The animation, borrowed from neural networks expert Alex Graves, requires a little bit of explanation:
1. Row 1: Shows when the letters are recognized
2. Row 2: Shows the states of some of the memory cells (Notice how they get reset when a character is recognized!)
3. Row 3: Shows the writing as it's being analyzed by the LSTM RNN
4. Row 4: This shows the gradient backpropagated to the inputs from the most active character of the upper
soft-max layer (This tells you which data points are providing the most influence on your current
decision for the character)
The LSTM RNN does quite well, and it's been applied in lots of other places as well. As we discussed earlier,
deep architectures for LSTM RNNs have been used to achieve pretty astonishing data compression rates. For those
who are interested in learning more about this particular application for LSTM RNNs can check out this paper. [3]_
Conclusions
===========
How to effectively train neural nets remains an area of active research and has resulted in a number of
alternative approaches, with no clear winner. The LSTM RNN architecture is one such approach to improving the
training of RNNs.
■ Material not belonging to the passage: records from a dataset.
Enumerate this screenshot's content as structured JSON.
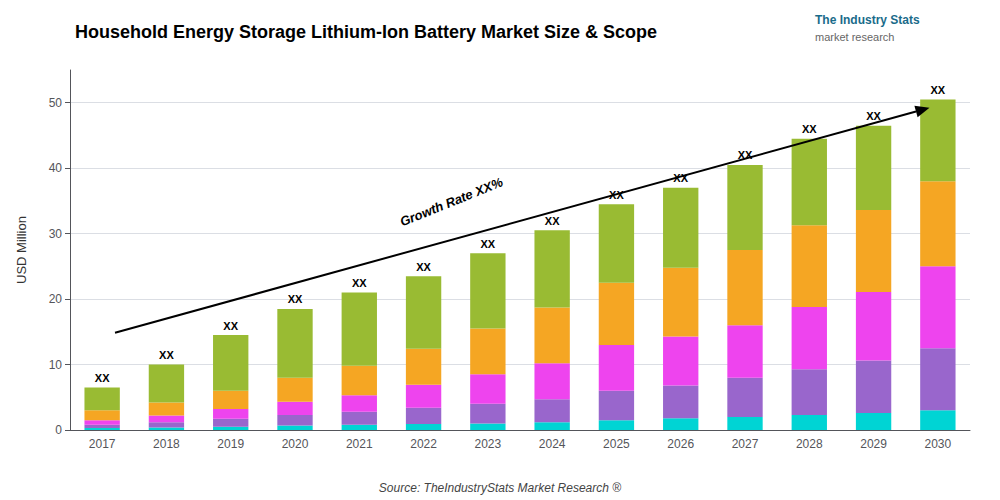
{
  "chart_data": {
    "type": "bar",
    "stacked": true,
    "title": "Household Energy Storage Lithium-Ion Battery Market Size & Scope",
    "ylabel": "USD Million",
    "source": "Source: TheIndustryStats Market Research ®",
    "categories": [
      "2017",
      "2018",
      "2019",
      "2020",
      "2021",
      "2022",
      "2023",
      "2024",
      "2025",
      "2026",
      "2027",
      "2028",
      "2029",
      "2030"
    ],
    "series": [
      {
        "color": "#00D4D4",
        "values": [
          0.3,
          0.4,
          0.5,
          0.7,
          0.8,
          0.9,
          1.0,
          1.2,
          1.5,
          1.8,
          2.0,
          2.3,
          2.6,
          3.0
        ]
      },
      {
        "color": "#9966CC",
        "values": [
          0.5,
          0.8,
          1.2,
          1.6,
          2.0,
          2.5,
          3.0,
          3.5,
          4.5,
          5.0,
          6.0,
          7.0,
          8.0,
          9.5
        ]
      },
      {
        "color": "#EE44EE",
        "values": [
          0.7,
          1.0,
          1.5,
          2.0,
          2.5,
          3.5,
          4.5,
          5.5,
          7.0,
          7.5,
          8.0,
          9.5,
          10.5,
          12.5
        ]
      },
      {
        "color": "#F5A623",
        "values": [
          1.5,
          2.0,
          2.8,
          3.7,
          4.5,
          5.5,
          7.0,
          8.5,
          9.5,
          10.5,
          11.5,
          12.5,
          12.5,
          13.0
        ]
      },
      {
        "color": "#99BB33",
        "values": [
          3.5,
          5.8,
          8.5,
          10.5,
          11.2,
          11.1,
          11.5,
          11.8,
          12.0,
          12.2,
          13.0,
          13.2,
          12.9,
          12.5
        ]
      }
    ],
    "stack_labels": [
      "XX",
      "XX",
      "XX",
      "XX",
      "XX",
      "XX",
      "XX",
      "XX",
      "XX",
      "XX",
      "XX",
      "XX",
      "XX",
      "XX"
    ],
    "annotations": [
      {
        "text": "Growth Rate XX%"
      },
      {
        "text": "The Industry Stats",
        "color": "#1a6b8a"
      },
      {
        "text": "market research",
        "color": "#666666"
      }
    ],
    "ylim": [
      0,
      55
    ],
    "yticks": [
      0,
      10,
      20,
      30,
      40,
      50
    ],
    "grid": true
  }
}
Another approach is to use a much better optimzer that can deal with exploding and vanishing
gradients. Hessian-free optimization tries to detect directions with a small gradient, but even smaller curvature.
This problem allows it to perform much better than naive gradient descent. A third approach involves a very
careful initialization of the weights in hopes that it will allow us to avoid the problem of exploding and
vanishing gradients in the first place (e.g. echo state networks, momentum based approaches).
.. [1] Jaeger, Herbert. Tutorial on training recurrent neural networks, covering BPPT, RTRL, EKF and the" echo state network" approach. Vol. 5. GMD-Forschungszentrum Informationstechnik, 2002.
.. [2] Pascanu, Razvan, Tomas Mikolov, and Yoshua Bengio. "On the difficulty of training recurrent neural networks." ICML (3) 28 (2013): 1310-1318.
.. [3] Graves, Alex. "Generating sequences with recurrent neural networks." arXiv preprint arXiv:1308.0850 (2013).